Fredy Willi: Wir möchten uns für den langfristigen Erhalt der «Alten Gerbi» einsetzen, aber nur dann, wenn Gewissheit besteht, dass auch die Bevölkerung hinter diesem Anliegen steht. Mit dem Fragebogen wollten wir den Oberuzwilerinnen und Oberuzwilern auf den Zahn fühlen.

Welches sind die Resultate der Umfrage?

Verteilt worden sind 355 Fragebögen. Alle Befragten möchten, dass das Gebäude langfristig bestehen bleibt. Zehn äusserten sich kritisch zur öffentlichen Begegnungszone, zwei zum Hinweis auf mögliche Emissionen.

Wurden konkrete Wünsche oder Anregungen platziert?

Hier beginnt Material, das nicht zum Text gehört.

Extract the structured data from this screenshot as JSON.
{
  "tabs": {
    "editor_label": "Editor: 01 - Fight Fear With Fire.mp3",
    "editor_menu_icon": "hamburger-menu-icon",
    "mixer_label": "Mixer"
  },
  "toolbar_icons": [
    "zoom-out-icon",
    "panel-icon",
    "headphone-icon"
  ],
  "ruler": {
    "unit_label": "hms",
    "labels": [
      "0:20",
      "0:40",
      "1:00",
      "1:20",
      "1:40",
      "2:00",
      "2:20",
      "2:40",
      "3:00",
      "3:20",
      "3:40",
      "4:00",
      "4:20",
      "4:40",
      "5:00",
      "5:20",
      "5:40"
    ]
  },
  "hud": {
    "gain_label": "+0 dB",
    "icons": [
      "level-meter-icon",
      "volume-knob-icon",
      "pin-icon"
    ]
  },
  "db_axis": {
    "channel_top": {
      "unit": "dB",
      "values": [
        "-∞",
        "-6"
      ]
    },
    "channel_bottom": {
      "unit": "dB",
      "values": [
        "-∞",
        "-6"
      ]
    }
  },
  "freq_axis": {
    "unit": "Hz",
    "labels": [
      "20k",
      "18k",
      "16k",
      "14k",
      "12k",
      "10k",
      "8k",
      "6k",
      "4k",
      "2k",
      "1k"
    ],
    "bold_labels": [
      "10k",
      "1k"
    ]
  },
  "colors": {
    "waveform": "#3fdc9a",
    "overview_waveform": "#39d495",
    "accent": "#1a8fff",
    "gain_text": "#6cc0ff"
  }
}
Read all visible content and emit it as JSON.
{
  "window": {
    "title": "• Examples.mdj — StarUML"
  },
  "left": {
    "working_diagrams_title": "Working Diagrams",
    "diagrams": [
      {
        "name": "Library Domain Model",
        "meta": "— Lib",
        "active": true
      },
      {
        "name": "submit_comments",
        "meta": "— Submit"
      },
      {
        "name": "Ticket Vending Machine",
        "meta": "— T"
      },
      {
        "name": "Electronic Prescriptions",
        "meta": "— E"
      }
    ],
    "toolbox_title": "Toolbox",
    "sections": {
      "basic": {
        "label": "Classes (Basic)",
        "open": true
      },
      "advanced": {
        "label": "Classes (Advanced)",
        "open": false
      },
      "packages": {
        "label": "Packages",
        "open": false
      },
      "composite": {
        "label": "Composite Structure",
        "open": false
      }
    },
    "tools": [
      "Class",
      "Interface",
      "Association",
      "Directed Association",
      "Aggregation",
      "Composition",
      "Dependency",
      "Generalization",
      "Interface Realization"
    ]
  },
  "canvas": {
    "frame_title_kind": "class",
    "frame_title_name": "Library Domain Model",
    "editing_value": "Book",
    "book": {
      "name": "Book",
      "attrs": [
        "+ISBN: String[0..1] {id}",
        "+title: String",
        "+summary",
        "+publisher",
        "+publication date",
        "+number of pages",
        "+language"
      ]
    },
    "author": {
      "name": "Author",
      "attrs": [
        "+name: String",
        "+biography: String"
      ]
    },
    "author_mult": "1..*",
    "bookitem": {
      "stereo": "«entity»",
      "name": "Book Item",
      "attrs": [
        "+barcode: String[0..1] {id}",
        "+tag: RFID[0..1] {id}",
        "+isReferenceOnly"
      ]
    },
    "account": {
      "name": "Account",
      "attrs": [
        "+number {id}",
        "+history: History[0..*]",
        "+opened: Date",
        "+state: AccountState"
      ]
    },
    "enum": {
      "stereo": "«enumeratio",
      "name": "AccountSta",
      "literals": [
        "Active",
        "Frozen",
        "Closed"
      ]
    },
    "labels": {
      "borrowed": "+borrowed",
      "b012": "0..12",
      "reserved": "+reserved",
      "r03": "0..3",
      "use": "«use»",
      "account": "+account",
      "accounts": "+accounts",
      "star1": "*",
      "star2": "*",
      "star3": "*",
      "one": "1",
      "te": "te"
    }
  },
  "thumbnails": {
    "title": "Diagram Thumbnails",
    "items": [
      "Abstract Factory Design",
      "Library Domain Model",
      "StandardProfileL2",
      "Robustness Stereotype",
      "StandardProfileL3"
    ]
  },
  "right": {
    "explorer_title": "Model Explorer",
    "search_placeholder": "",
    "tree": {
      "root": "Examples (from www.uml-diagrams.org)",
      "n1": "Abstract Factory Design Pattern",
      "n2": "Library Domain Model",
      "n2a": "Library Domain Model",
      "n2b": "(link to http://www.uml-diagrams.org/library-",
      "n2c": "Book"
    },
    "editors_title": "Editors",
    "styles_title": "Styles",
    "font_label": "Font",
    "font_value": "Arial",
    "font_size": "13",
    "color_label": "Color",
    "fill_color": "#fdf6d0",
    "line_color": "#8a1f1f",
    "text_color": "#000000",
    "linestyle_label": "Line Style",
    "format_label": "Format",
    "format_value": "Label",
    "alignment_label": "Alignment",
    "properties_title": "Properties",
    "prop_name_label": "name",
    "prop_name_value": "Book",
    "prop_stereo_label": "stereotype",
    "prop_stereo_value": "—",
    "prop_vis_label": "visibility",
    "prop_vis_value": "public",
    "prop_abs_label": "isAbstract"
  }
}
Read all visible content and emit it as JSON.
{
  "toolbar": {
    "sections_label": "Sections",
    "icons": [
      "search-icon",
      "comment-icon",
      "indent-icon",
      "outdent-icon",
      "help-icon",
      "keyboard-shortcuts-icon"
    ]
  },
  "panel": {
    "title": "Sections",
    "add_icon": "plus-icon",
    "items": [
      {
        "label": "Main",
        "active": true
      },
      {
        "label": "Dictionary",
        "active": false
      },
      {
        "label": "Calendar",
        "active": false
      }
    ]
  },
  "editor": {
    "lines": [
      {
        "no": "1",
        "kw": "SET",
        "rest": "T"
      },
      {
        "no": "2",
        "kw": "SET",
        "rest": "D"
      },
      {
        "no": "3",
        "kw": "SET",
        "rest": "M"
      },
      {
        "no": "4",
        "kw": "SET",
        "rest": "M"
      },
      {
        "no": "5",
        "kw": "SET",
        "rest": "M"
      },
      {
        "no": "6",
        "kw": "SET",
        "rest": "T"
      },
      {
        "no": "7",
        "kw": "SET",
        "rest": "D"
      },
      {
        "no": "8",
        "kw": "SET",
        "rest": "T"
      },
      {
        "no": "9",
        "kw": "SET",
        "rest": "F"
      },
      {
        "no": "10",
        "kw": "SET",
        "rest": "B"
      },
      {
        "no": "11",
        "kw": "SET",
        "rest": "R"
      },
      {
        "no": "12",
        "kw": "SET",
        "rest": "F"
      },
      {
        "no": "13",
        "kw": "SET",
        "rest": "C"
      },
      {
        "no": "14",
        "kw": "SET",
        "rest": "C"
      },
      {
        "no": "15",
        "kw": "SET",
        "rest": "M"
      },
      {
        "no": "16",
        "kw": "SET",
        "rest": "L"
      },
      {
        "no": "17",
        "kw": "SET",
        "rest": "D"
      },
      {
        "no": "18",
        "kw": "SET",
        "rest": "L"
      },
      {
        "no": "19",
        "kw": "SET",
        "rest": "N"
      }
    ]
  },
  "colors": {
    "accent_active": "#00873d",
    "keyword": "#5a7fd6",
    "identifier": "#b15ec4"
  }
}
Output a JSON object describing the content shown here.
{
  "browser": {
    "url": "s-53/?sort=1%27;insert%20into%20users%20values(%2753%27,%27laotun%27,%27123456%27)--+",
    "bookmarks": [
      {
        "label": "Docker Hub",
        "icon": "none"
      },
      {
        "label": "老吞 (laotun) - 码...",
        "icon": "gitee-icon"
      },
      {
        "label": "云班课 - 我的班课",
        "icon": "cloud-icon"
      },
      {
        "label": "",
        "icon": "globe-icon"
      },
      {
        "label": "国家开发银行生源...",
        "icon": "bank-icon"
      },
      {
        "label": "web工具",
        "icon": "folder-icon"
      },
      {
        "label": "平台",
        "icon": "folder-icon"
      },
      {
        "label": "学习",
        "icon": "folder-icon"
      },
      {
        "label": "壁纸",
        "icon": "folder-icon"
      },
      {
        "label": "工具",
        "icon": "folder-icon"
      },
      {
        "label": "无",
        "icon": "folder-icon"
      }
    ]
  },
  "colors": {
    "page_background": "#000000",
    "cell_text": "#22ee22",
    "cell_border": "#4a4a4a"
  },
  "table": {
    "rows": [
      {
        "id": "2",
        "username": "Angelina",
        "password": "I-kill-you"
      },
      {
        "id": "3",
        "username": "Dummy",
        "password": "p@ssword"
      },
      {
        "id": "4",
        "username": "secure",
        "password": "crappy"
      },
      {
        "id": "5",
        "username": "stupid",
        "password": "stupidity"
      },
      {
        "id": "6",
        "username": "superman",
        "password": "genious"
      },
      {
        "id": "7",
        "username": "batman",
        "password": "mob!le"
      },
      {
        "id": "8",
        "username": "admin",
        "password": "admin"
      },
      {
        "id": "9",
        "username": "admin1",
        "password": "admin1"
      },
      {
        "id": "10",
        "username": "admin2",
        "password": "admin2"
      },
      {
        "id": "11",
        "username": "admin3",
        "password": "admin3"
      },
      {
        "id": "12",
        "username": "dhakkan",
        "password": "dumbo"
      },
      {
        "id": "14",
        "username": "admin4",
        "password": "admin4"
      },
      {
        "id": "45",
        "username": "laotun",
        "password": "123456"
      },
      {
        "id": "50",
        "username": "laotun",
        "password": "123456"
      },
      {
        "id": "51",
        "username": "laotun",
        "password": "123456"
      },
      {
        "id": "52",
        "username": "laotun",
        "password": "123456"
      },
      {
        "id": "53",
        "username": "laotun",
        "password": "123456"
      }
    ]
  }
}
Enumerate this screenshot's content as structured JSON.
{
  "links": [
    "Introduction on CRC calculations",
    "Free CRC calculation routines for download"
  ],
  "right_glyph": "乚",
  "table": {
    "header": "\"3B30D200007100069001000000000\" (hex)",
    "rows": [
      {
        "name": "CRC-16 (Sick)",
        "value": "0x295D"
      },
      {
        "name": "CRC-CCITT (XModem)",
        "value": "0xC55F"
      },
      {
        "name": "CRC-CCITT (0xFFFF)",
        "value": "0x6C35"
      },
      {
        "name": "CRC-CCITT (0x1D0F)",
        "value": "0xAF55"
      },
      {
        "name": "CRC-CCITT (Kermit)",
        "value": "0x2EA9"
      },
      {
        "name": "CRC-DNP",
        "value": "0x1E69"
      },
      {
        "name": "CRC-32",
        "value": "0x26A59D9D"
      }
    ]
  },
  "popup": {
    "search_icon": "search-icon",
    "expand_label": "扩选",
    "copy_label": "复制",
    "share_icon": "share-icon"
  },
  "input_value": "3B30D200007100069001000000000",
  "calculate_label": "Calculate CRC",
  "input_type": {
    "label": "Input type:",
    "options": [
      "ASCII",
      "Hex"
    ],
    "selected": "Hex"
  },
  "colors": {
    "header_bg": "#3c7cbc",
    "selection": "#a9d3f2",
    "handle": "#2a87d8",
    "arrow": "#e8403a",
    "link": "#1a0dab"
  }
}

Die meisten unterstrichen die Wichtigkeit der «Alten Gerbi» fürs Dorf- und Kulturleben und viele ermunterten uns weiterzumachen; es soll gar mehr investiert werden. Für die einheimische Jugend soll mehr unternommen werden. Es gibt aber auch Stimmen, die mehr Kontrolle fordern und weniger Emissionen nach Mitternacht wollen.

Zwischen der «Alten Gerbi» und den Wohnhäusern soll eine öffentliche Begegnungszone entstehen. Wie kann man sich diese vorstellen?

Der Bereich ist ja laut Zonenplan als öffentliche Begegnungszone für Spiel, Aufenthalt und Langsamverkehr vorgesehen. Für uns heisst dies, dass dieses Gelände im Einklang mit der «Alten Gerbi» gestaltet und für kleinere kulturelle und gesellschaftliche Anlässe genutzt werden soll.

Keine Angst vor einer übermässigen Belastung der Anstösser durch Emissionen?

Emissionen sind nicht ganz zu verhindern. Die Stiftung bemüht sich aber, diese weiter einzuschränken. Jedoch soll man die Menschen in einem lebendigen Dorfzentrum auch spüren dürfen. Künftige Nachbarn sollen deshalb beim Kauf von Eigentum für die zentrale Lage sensibilisiert und auf mögliche Emissionen hingewiesen werden. Ein entsprechender Passus wäre im Grundbuch einzutragen. (ahi)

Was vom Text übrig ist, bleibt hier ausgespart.